Pada mulanya, Sholes membuat susunan huruf di keyboard dengan dua baris berdasarkan abjad ABCD. Seiring waktu, seringkali timbul permasalahan pada tuas mesin tik. Hal ini karena ada banyak kata dari bahasa Inggris menggunakan huruf yang terlalu berdekatan, seperti huruf T dan H di keyboard.

Baca juga: Bikin Produktif! Ini Dia Rekomendasi Paket Keyboard dan Mouse di Bawah Rp300 ribu

Ketika mesin keyboard tertekan dalam waktu yang hampir bersamaan, bagian batang pada mesin tik yang berfungsi sebagai pencetak huruf di kertas jadi saling bertumpuk. Dengan begitu, tidak bisa bergerak saat terpakai.

Susunan QWERTY pada Keyboard

Ilustrasi keyboard | Foto: imgur.com

Salah satu rekan bisnis Sholes bernama James Densmore menyarankan agar memisahkan tuts-tuts yang sering terpakai dalam jarak yang berdekatan. Hal ini bertujuan untuk mempercepat proses pengetikan dan mencegah terjadinya kerusakan pada batang mesin tik.

Cara ini membuahkan hasil, hingga akhirnya pada 1860-an Sholes dan teman-temannya mengajukan hak paten. Hak tersebut menjelaskan tentang susunan keyboard dalam bentuk QWERTY, bisa mengurangi kerusakan pada mesin tik dan membuat proses pengetikan menjadi lebih efisien.

Keputusan Sholes mengenai susunan QWERTY berhubungan dengan teori Biagram Frequency. Teori ini menjelaskan bahwa tuts karakter pada keyboard harus teracak agar sejumlah pasangan dua huruf yang sering ada dalam bahasa Inggris, seperti “th”, “st”, “he” tidak saling berdekatan.

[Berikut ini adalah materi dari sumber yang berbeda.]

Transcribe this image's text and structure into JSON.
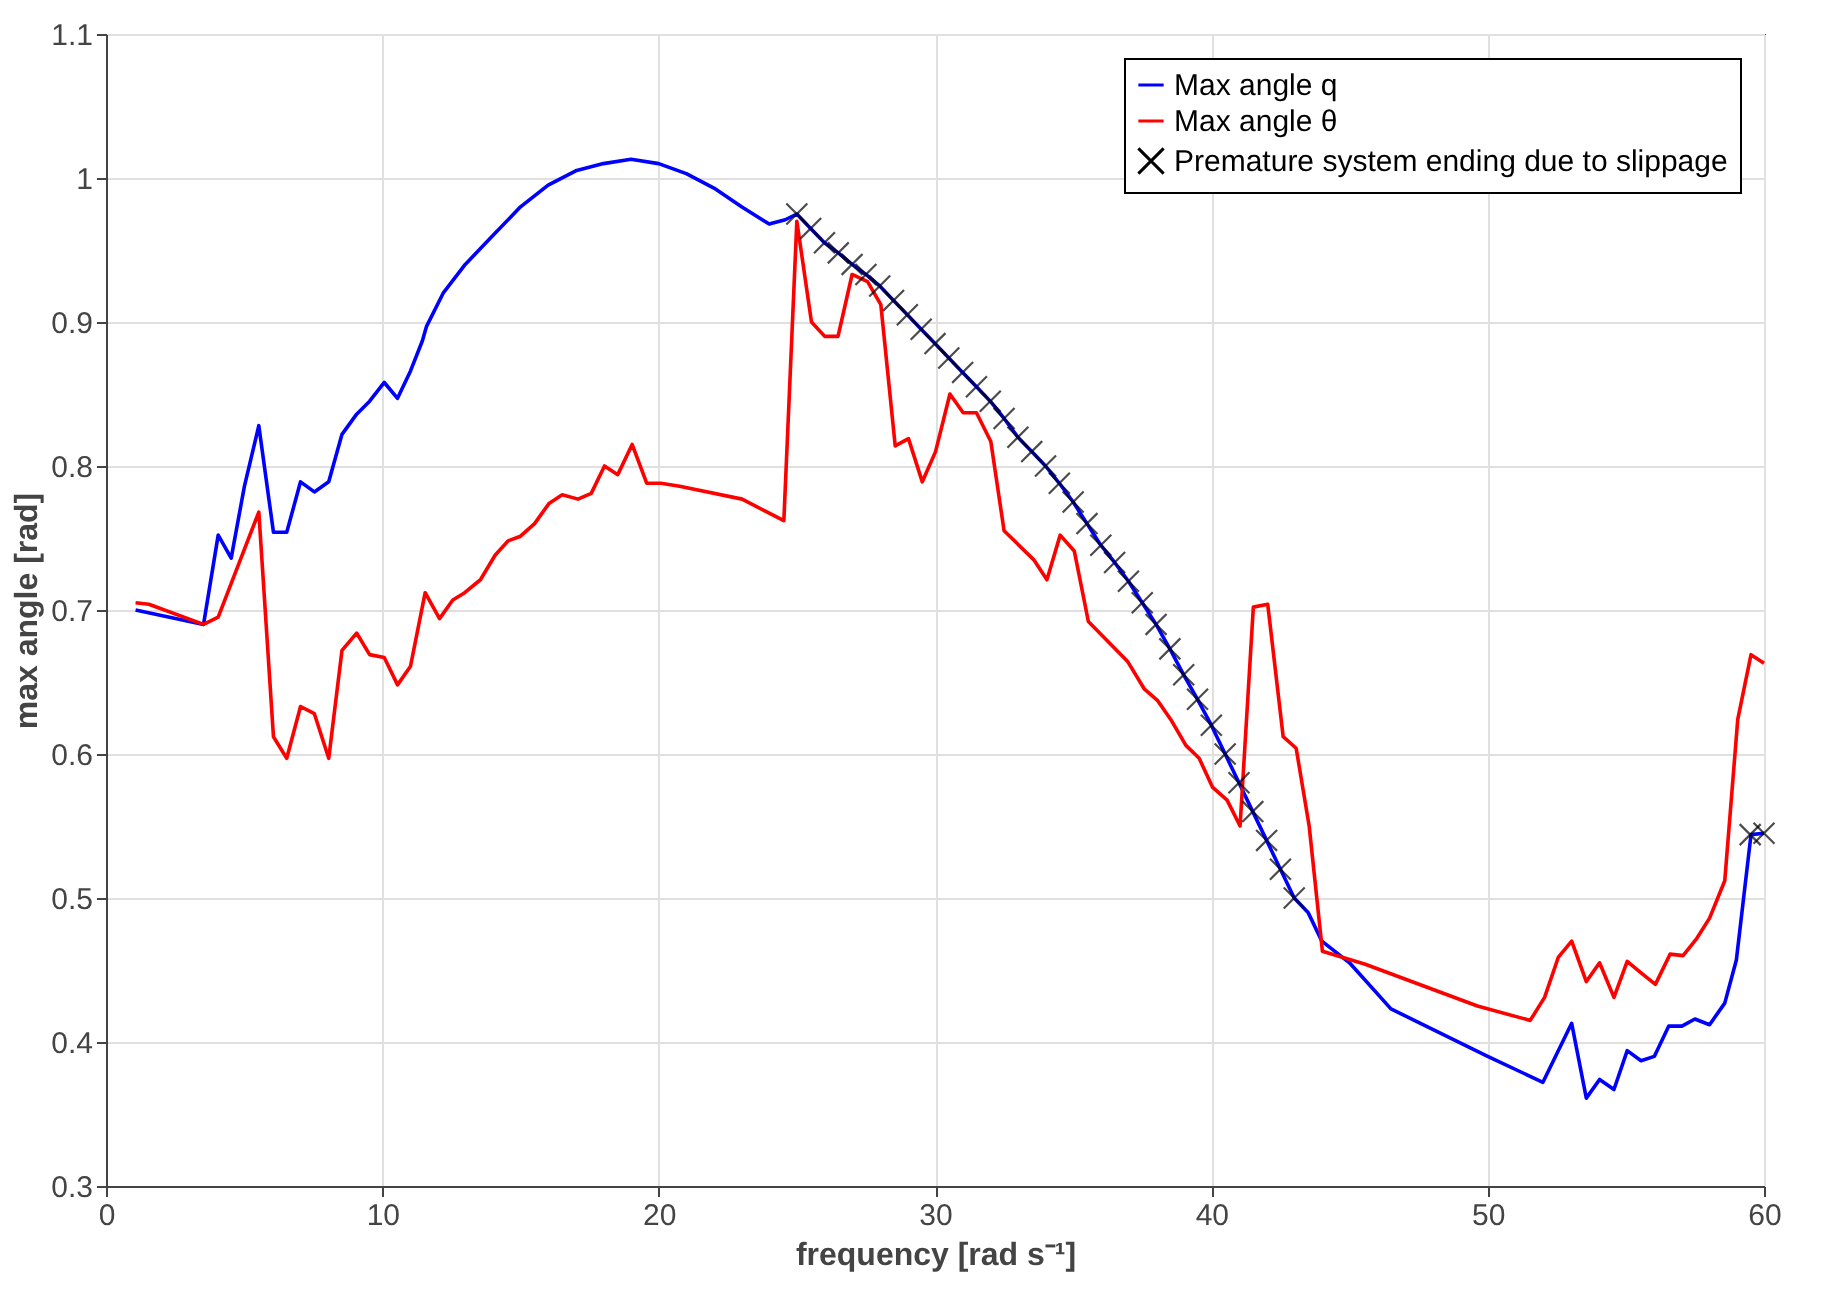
{
  "chart_data": {
    "type": "line",
    "xlabel": "frequency [rad s⁻¹]",
    "ylabel": "max angle [rad]",
    "xlim": [
      0,
      60
    ],
    "xticks": [
      0,
      10,
      20,
      30,
      40,
      50,
      60
    ],
    "ylim": [
      0.3,
      1.1
    ],
    "yticks": [
      0.3,
      0.4,
      0.5,
      0.6,
      0.7,
      0.8,
      0.9,
      1,
      1.1
    ],
    "grid": true,
    "legend": "top right",
    "series": [
      {
        "name": "Max angle q",
        "color": "#0000ff",
        "x": [
          1.07,
          3.53,
          4.06,
          4.53,
          5.01,
          5.53,
          6.06,
          6.54,
          7.04,
          7.54,
          8.06,
          8.54,
          9.07,
          9.54,
          10.07,
          10.55,
          11.02,
          11.45,
          11.6,
          12.2,
          13,
          14,
          15,
          16,
          17,
          18,
          19,
          20,
          21,
          22,
          23,
          24,
          24.58,
          25,
          25.5,
          26,
          26.5,
          27,
          27.5,
          28,
          28.5,
          29,
          29.5,
          30,
          30.5,
          31,
          31.5,
          32,
          32.5,
          33,
          33.5,
          34,
          34.5,
          35,
          35.5,
          36,
          36.5,
          37,
          37.5,
          38,
          38.5,
          39,
          39.5,
          40,
          40.5,
          41,
          41.5,
          42,
          42.5,
          43,
          43.5,
          44,
          45,
          46.5,
          50,
          52,
          53.04,
          53.57,
          54.05,
          54.57,
          55.05,
          55.55,
          56.03,
          56.55,
          57.03,
          57.5,
          58.03,
          58.58,
          59,
          59.53,
          60
        ],
        "values": [
          0.7,
          0.69,
          0.752,
          0.736,
          0.786,
          0.828,
          0.754,
          0.754,
          0.789,
          0.782,
          0.789,
          0.822,
          0.836,
          0.845,
          0.858,
          0.847,
          0.866,
          0.887,
          0.897,
          0.92,
          0.94,
          0.96,
          0.98,
          0.995,
          1.005,
          1.01,
          1.013,
          1.01,
          1.003,
          0.993,
          0.98,
          0.968,
          0.971,
          0.975,
          0.965,
          0.955,
          0.948,
          0.94,
          0.933,
          0.925,
          0.915,
          0.905,
          0.895,
          0.885,
          0.875,
          0.865,
          0.855,
          0.845,
          0.833,
          0.82,
          0.81,
          0.8,
          0.788,
          0.775,
          0.76,
          0.745,
          0.733,
          0.72,
          0.705,
          0.69,
          0.673,
          0.655,
          0.638,
          0.62,
          0.6,
          0.58,
          0.56,
          0.54,
          0.52,
          0.5,
          0.49,
          0.47,
          0.455,
          0.423,
          0.39,
          0.372,
          0.413,
          0.361,
          0.374,
          0.367,
          0.394,
          0.387,
          0.39,
          0.411,
          0.411,
          0.416,
          0.412,
          0.427,
          0.457,
          0.544,
          0.545
        ]
      },
      {
        "name": "Max angle θ",
        "color": "#ff0000",
        "x": [
          1.07,
          1.55,
          3.53,
          4.06,
          5.53,
          6.06,
          6.54,
          7.04,
          7.54,
          8.06,
          8.54,
          9.07,
          9.54,
          10.07,
          10.55,
          11.02,
          11.55,
          12.07,
          12.55,
          12.98,
          13.55,
          14.08,
          14.55,
          14.98,
          15.51,
          16.03,
          16.51,
          17.08,
          17.56,
          18.04,
          18.52,
          19.04,
          19.57,
          20.08,
          20.76,
          23.02,
          24.53,
          25,
          25.53,
          26.01,
          26.49,
          27,
          27.56,
          28.04,
          28.56,
          29.04,
          29.54,
          30.02,
          30.54,
          31.02,
          31.5,
          32.02,
          32.5,
          33.57,
          34.05,
          34.53,
          35.04,
          35.55,
          36.98,
          37.58,
          38.06,
          38.53,
          39.08,
          39.56,
          40.04,
          40.57,
          41.04,
          41.52,
          42.04,
          42.6,
          43.07,
          43.54,
          44.02,
          45.57,
          49.63,
          51.54,
          52.06,
          52.56,
          53.04,
          53.57,
          54.05,
          54.57,
          55.05,
          55.55,
          56.07,
          56.6,
          57.07,
          57.57,
          58.03,
          58.58,
          59.05,
          59.53,
          60
        ],
        "values": [
          0.705,
          0.704,
          0.69,
          0.695,
          0.768,
          0.612,
          0.597,
          0.633,
          0.628,
          0.597,
          0.672,
          0.684,
          0.669,
          0.667,
          0.648,
          0.661,
          0.712,
          0.694,
          0.707,
          0.712,
          0.721,
          0.738,
          0.748,
          0.751,
          0.76,
          0.774,
          0.78,
          0.777,
          0.781,
          0.8,
          0.794,
          0.815,
          0.788,
          0.788,
          0.786,
          0.777,
          0.762,
          0.97,
          0.9,
          0.89,
          0.89,
          0.933,
          0.928,
          0.912,
          0.814,
          0.819,
          0.789,
          0.81,
          0.85,
          0.837,
          0.837,
          0.817,
          0.755,
          0.735,
          0.721,
          0.752,
          0.741,
          0.692,
          0.664,
          0.645,
          0.637,
          0.624,
          0.606,
          0.597,
          0.577,
          0.568,
          0.55,
          0.702,
          0.704,
          0.612,
          0.604,
          0.55,
          0.463,
          0.454,
          0.425,
          0.415,
          0.431,
          0.459,
          0.47,
          0.442,
          0.455,
          0.431,
          0.456,
          0.448,
          0.44,
          0.461,
          0.46,
          0.472,
          0.486,
          0.512,
          0.624,
          0.669,
          0.663
        ]
      },
      {
        "name": "Premature system ending due to slippage",
        "type": "scatter",
        "marker": "cross",
        "color": "#000000",
        "x": [
          25,
          25.5,
          26,
          26.5,
          27,
          27.5,
          28,
          28.5,
          29,
          29.5,
          30,
          30.5,
          31,
          31.5,
          32,
          32.5,
          33,
          33.5,
          34,
          34.5,
          35,
          35.5,
          36,
          36.5,
          37,
          37.5,
          38,
          38.5,
          39,
          39.5,
          40,
          40.5,
          41,
          41.5,
          42,
          42.5,
          43,
          59.5,
          60
        ],
        "values": [
          0.975,
          0.965,
          0.955,
          0.948,
          0.94,
          0.933,
          0.925,
          0.915,
          0.905,
          0.895,
          0.885,
          0.875,
          0.865,
          0.855,
          0.845,
          0.833,
          0.82,
          0.81,
          0.8,
          0.788,
          0.775,
          0.76,
          0.745,
          0.733,
          0.72,
          0.705,
          0.69,
          0.673,
          0.655,
          0.638,
          0.62,
          0.6,
          0.58,
          0.56,
          0.54,
          0.52,
          0.5,
          0.544,
          0.545
        ]
      }
    ]
  }
}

Baca juga: Belajar Kembangkan Hidup dari Filosofi Kaizen ala Orang Jepang

Pada tahun 1872, Sholes memutuskan untuk menjual desain QWERTY dengan mematenkannya ke perusahaan typewriter Densmore atau Yost. Kemudian, perusahaan ini menjual lisensi produk ke perusahaan perakit senjata, mesin jahit, dan mesin tik bernama E. Remington & Sons.

Pada 1973, Remington menuangkan gagasan Sholes lewat sebuah produk mesin tik pertama bernama Remington Nomor Satu. Susunan keyboard QWERTY memiliki paten sebagai input komputer, untuk kemudian resmi sebagai keyboard standar ISO (International Standard Organization).

Susunan Keyboard Selain QWERTY

Pada 1940, seorang pria asal Rusia bernama August Dvorak pernah menemukan standar susunan keyboard DVORAK atau ASK (American Simplified Keyboard). Susunan keyboard ini juga lebih efisien dan sehat karena tidak membuat pengetik kecapekan.

Baca juga: Tingkatkan Daya Ingat dengan Teknik Mnemonik

Namun, karena salah bersaing dengan susunan QWERTY, keyboard DVORAK pun tidak terpakai sebagai standar internasional. Satu-satunya pihak yang mengakui susunan keyboard ini adalah dari ANSI (American National Standard Institute) yang menyetujui susunan DVORAK sebagai versi alternatif pada tahun 1970-an.

Demikian penjelasan singkat mengenai keyboard yang tersusun berdasarkan huruf QWERTY. Apakah sudah menjawab pertanyaan Goodmates tentang keyboard tidak tersusun dengan abjad ABCD?